Own/Other Sparse Group Penalty Sparse refers to not penalizing a whole group. In certain scenarios, a group penalty can be too restrictive. On the other hand, having many groups will substantially increase computation time and generally does not improve forecasting performance.
Hierarchical vector autoregression (HVAR) Hierarchical Vector Auto Regression, HVAR models, alleviate the problem of forecast performance starting to degrade as each added variable is treated democratically despite more distant data generally tending to be less useful in forecasting. Instead of imposing a single, universal lag order, lags can vary across in HVAR models. There are no exogenous variables in the HVAR framework.
Componentwise Lasso In Componentwise models all variables have the same maximum lag.

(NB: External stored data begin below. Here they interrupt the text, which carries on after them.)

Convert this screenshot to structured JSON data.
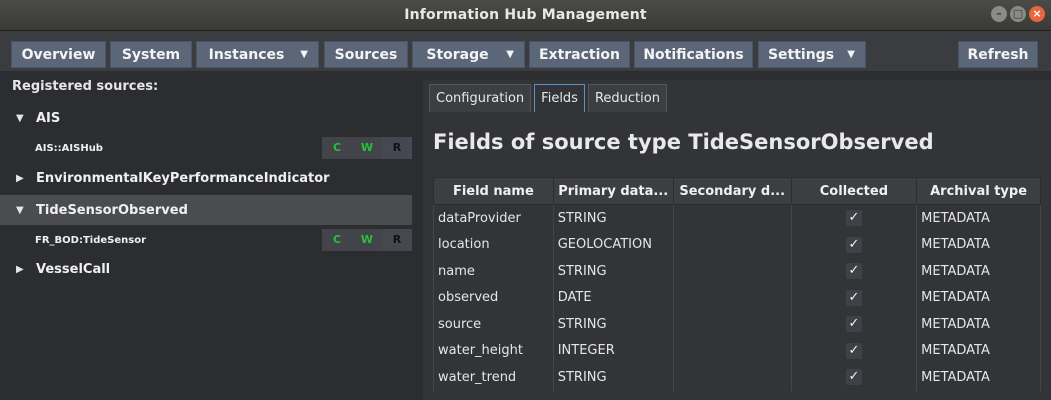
{
  "window": {
    "title": "Information Hub Management"
  },
  "menu": {
    "items": [
      {
        "label": "Overview",
        "dropdown": false
      },
      {
        "label": "System",
        "dropdown": false
      },
      {
        "label": "Instances",
        "dropdown": true
      },
      {
        "label": "Sources",
        "dropdown": false
      },
      {
        "label": "Storage",
        "dropdown": true
      },
      {
        "label": "Extraction",
        "dropdown": false
      },
      {
        "label": "Notifications",
        "dropdown": false
      },
      {
        "label": "Settings",
        "dropdown": true
      }
    ],
    "refresh_label": "Refresh"
  },
  "left": {
    "registered_label": "Registered sources:",
    "tree": [
      {
        "name": "AIS",
        "expanded": true,
        "arrow": "▼"
      },
      {
        "name": "AIS::AISHub",
        "child": true,
        "flags": [
          "C",
          "W",
          "R"
        ]
      },
      {
        "name": "EnvironmentalKeyPerformanceIndicator",
        "expanded": false,
        "arrow": "▶"
      },
      {
        "name": "TideSensorObserved",
        "expanded": true,
        "arrow": "▼",
        "selected": true
      },
      {
        "name": "FR_BOD:TideSensor",
        "child": true,
        "flags": [
          "C",
          "W",
          "R"
        ]
      },
      {
        "name": "VesselCall",
        "expanded": false,
        "arrow": "▶"
      }
    ]
  },
  "right": {
    "tabs": [
      "Configuration",
      "Fields",
      "Reduction"
    ],
    "active_tab": "Fields",
    "heading": "Fields of source type TideSensorObserved",
    "columns": [
      "Field name",
      "Primary data...",
      "Secondary d...",
      "Collected",
      "Archival type"
    ],
    "rows": [
      {
        "field": "dataProvider",
        "primary": "STRING",
        "secondary": "",
        "collected": "✓",
        "archival": "METADATA"
      },
      {
        "field": "location",
        "primary": "GEOLOCATION",
        "secondary": "",
        "collected": "✓",
        "archival": "METADATA"
      },
      {
        "field": "name",
        "primary": "STRING",
        "secondary": "",
        "collected": "✓",
        "archival": "METADATA"
      },
      {
        "field": "observed",
        "primary": "DATE",
        "secondary": "",
        "collected": "✓",
        "archival": "METADATA"
      },
      {
        "field": "source",
        "primary": "STRING",
        "secondary": "",
        "collected": "✓",
        "archival": "METADATA"
      },
      {
        "field": "water_height",
        "primary": "INTEGER",
        "secondary": "",
        "collected": "✓",
        "archival": "METADATA"
      },
      {
        "field": "water_trend",
        "primary": "STRING",
        "secondary": "",
        "collected": "✓",
        "archival": "METADATA"
      }
    ]
  }
}
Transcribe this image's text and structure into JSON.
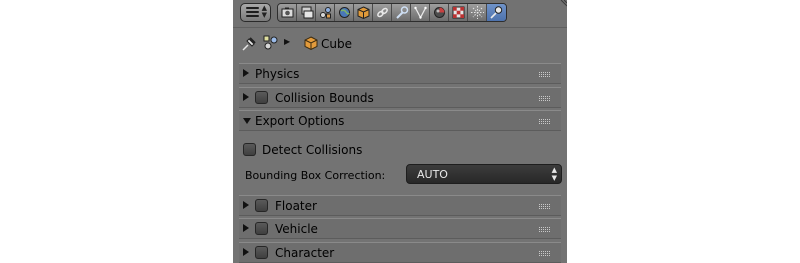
{
  "header": {
    "editor_type_icon": "properties-editor-icon",
    "tabs": [
      {
        "icon": "render-icon"
      },
      {
        "icon": "render-layers-icon"
      },
      {
        "icon": "scene-icon"
      },
      {
        "icon": "world-icon"
      },
      {
        "icon": "object-icon"
      },
      {
        "icon": "constraints-icon"
      },
      {
        "icon": "modifiers-icon"
      },
      {
        "icon": "data-icon"
      },
      {
        "icon": "material-icon"
      },
      {
        "icon": "texture-icon"
      },
      {
        "icon": "particles-icon"
      },
      {
        "icon": "physics-icon",
        "active": true
      }
    ]
  },
  "context": {
    "pin_icon": "pin-icon",
    "scene_icon": "scene-objects-icon",
    "separator_icon": "chevron-right-icon",
    "object_icon": "cube-object-icon",
    "object_name": "Cube"
  },
  "panels": {
    "physics": {
      "title": "Physics"
    },
    "collision_bounds": {
      "title": "Collision Bounds"
    },
    "export_options": {
      "title": "Export Options",
      "detect_collisions_label": "Detect Collisions",
      "bbox_label": "Bounding Box Correction:",
      "bbox_value": "AUTO"
    },
    "floater": {
      "title": "Floater"
    },
    "vehicle": {
      "title": "Vehicle"
    },
    "character": {
      "title": "Character"
    }
  },
  "colors": {
    "panel_bg": "#737373",
    "active_tab": "#5a7fbb",
    "select_bg": "#2e2e2e"
  }
}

Own/Other Lasso Imposes an additional layer of hierarchy: prioritizing “own” lags over “other” lags in the HVAR framework.
Elementwise Lasso The most general structure, in each marginal model, each series may have its own maximum lag.
Mixed-frequency models (multivariate)
MIDAS Mixed Data Sampling (MIDAS) models use high frequency indicators to predict a low frequency variable. By fitting a lag distribution function the number of parameters is kept low, reducing the risk of over-fitting.
Unrestricted MIDAS Unrestricted Mixed Data Sampling (MIDAS) models use high frequency indicators to predict a low frequency variable.
MIDAS Sparse Group Penalty Mixed Data Sampling (MIDAS) models use high frequency indicators to predict a low frequency variable. By applying a sparse group penalty function the parameters are shrunk towards zero, reducing the risk of over-fitting.
MIDAS Lasso Mixed Data Sampling (MIDAS) models use high frequency indicators to predict a low frequency variable. By applying a lasso penalty function the parameters are shrunk towards zero, reducing the risk of over-fitting.
Machine learning models (multivariate)
ANN The artificial neural network (ANN) is a model inspired by biological neural networks such as the human brain. The model is an example of a more sparse machine learning model compared to LSTM and GRU. This lessens the risk of overfitting while still offering more flexibility than a linear model. ANN is trained on data using variants of gradient descent, such as AdaGrad and ADAM.
LSTM The long short-term memory (LSTM) model is an artificial recurrent neural network. It is especially suited for processing sequences of data, owing to its feedback connections. LSTM models are used for many different tasks such as speech and video analysis, as well as time series analysis. One of the main strengths of an LSTM model is its flexibility, it can identify complex structures in data thanks to its non-linear activation functions and heavy parametrization. LSTM is trained on data using variants of gradient descent, such as AdaGrad and ADAM.
GRU The gated recurrent unit (GRU) model is a type of recurrent neural network. As such it is well suited for sequential data such as time series. The main strength is the high flexibility compared to linear models, a GRU model can identify non-linear patterns in data, allowing it to more accurately describe it. It is similar to LSTM but has fewer parameters, which lessens the risk of overfitting on smaller sets of data. GRU is trained on data using variants of gradient descent, such as AdaGrad and ADAM.